& occasionally about other things, too...

Sunday, April 08, 2012

Nehru’s Hero Dilip Kumar in the Life of India


Last week we moved into another apartment in the same building – it has an extra room.

My wife and son gifted me with a bookshelf. They worked for four hours to assemble it. It’s my first bookshelf in Canada; I’ve unpacked books I got from India and put them in the shelf, along with some that I bought here.

Bookshelves are like a home within a home.

I arrange my books in an order that only I understand, and when I have nothing better to do (which is most of the time), I gaze at my books longingly, occasionally pulling one out and leafing through it to relive the memory of when I had first read it, or bought it.

I pulled out Lord Meghnad Desai’s Nehru’s Hero Dilip Kumar in the Life of India – quite a cumbersome title for a thoroughly enjoyable slim volume that is a memoir and a biography of one of India’s iconic movie stars.

There are many memorable biographies of Dilip Kumar; Bunny Reuben’s biography being far more comprehensive.

But what makes Lord Desai’s book unique is the linkages it creates between the concepts of nation-building in India in the 1950s, the influence of cinema and on cinema on this process, the phenomenon of Jawaharlal Nehru.

Some factoids in the book are amazing.
For instance, Dilip Kumar played a Muslim character only once in his career – Prince Salim in Mughal-E-Azam.

The bhajan in Jogan (Ghunghat Ke Pat Khol) is actually by Sant Kabir and is often erroneously attributed to Meerabai

Published in 2004, the book’s concluding chapter From Icon to Target describes the changes that have transformed India since Nehru’s death in 1964:

“...One is no longer an India; one has to be Tamil or Punjabi-speaking Hindu, Muslim or Buddhist or belonging to Other Backward Castes (OBC). Each citizen has to belong to a vote bank, have his or her agent who will trade the vote for handouts and mobilize you for morchas and public sloganeering. Paradoxically this fragmentation has deepened democracy in India rather than threatened it.

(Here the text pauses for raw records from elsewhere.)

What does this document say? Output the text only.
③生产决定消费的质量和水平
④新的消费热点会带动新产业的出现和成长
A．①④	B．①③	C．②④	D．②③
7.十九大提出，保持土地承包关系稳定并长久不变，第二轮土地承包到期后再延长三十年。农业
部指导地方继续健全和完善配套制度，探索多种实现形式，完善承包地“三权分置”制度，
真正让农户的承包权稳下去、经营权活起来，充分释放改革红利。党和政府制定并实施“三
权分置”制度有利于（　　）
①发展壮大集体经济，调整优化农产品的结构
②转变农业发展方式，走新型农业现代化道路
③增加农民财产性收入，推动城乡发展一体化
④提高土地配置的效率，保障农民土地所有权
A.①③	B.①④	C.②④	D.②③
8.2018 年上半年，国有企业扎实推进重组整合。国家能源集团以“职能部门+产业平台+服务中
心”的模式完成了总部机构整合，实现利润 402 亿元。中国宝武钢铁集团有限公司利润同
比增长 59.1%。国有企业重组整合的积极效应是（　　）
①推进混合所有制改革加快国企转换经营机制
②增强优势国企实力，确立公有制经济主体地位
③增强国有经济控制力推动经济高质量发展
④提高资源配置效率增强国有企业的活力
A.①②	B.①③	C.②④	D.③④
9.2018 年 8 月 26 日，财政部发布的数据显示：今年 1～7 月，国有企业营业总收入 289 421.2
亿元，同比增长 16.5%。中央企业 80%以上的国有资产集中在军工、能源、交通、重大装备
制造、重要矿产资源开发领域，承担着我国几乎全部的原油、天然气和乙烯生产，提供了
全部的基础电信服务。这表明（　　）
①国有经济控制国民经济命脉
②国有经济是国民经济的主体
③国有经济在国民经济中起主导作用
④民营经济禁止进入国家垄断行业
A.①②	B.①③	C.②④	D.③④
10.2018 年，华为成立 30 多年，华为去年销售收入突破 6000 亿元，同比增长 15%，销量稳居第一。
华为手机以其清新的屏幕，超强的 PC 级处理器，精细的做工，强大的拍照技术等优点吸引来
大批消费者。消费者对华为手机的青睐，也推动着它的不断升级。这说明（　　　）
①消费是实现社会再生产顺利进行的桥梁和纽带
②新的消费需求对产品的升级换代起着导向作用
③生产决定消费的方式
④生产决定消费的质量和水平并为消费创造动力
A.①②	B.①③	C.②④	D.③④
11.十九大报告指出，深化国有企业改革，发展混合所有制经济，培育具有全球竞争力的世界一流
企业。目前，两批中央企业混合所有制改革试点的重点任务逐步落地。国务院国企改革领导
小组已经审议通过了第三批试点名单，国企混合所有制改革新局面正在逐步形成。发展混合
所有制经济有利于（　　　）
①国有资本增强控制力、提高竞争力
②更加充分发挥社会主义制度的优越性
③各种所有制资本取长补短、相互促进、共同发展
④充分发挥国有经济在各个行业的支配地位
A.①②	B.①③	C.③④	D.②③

But it has also changed the nation inevitably and not necessarily for the better. Bombay, where Dilip Kumar has lived much of his life, and which is the headquarters of Hindi films (hence Bollywood) was a cosmopolitan city in the 1940s and 1950s. No single elite dominated Bombay as the Bengali cultural elite dominated Calcutta, or the Tamils dominated Madras. Bombay had as its lingua franca a bazaar-type Hindi, a vulgar tongue, much influenced by Hindu film dialogues which the local Marathi and Gujarati speakers adopted when they talked to each other or to the hundreds of Punjabis, Telugu and Tamil and Malayalam speakers, or the Kannadigas and Konkanis. There was a lively Western and Anglo Indian culture in Colaba and in Bandra. A double decker red bus would flaunt the name of its destination as RC Church. (It took me many years when I was a teenager to decipher that as Roman Catholic Church). There would be western music concerts and tea dances at the southern tip of the islands, while Gujarati Navratri celebrations in Bhuleshwar and Marathi Ganesh puja would be rampant in Girgaum and Sewri and Dadar. I watched Kathakali dancers in Matunga past midnight during South Indian festival as well as an exhibition on Bauhaus architecture in a downtown art gallery in my teenage years.

But I, like many others, agitated and marched for Bombay to be the capital of a unilingual state of Maharashtra. That was a populist, indeed a democratic decision. But the setting up of linguistic states, which Nehru fought against, but had to concede reluctantly, changed Bombay. It also changed India. We had all thought that making Bombay the capital of Maharashtra will not change its cosmopolitan character. That all of us would belong to Bombay as Bombayites and as Indians. But in Bombay and across India, identities could not remain cosmopolitan. Very soon after the creation of Maharashtra in 1960, there was the launching of the populist Shiv Sena. It claimed that Bombay belonged to the Marathi-speaking citizens of Bombay. South Indians – so-called Madrasis – were targeted first as undesirable aliens and then Muslims and sometimes Christians and so on. Shiv Sena was able to have Bombay’s name changed to Mumbai in the 1990s."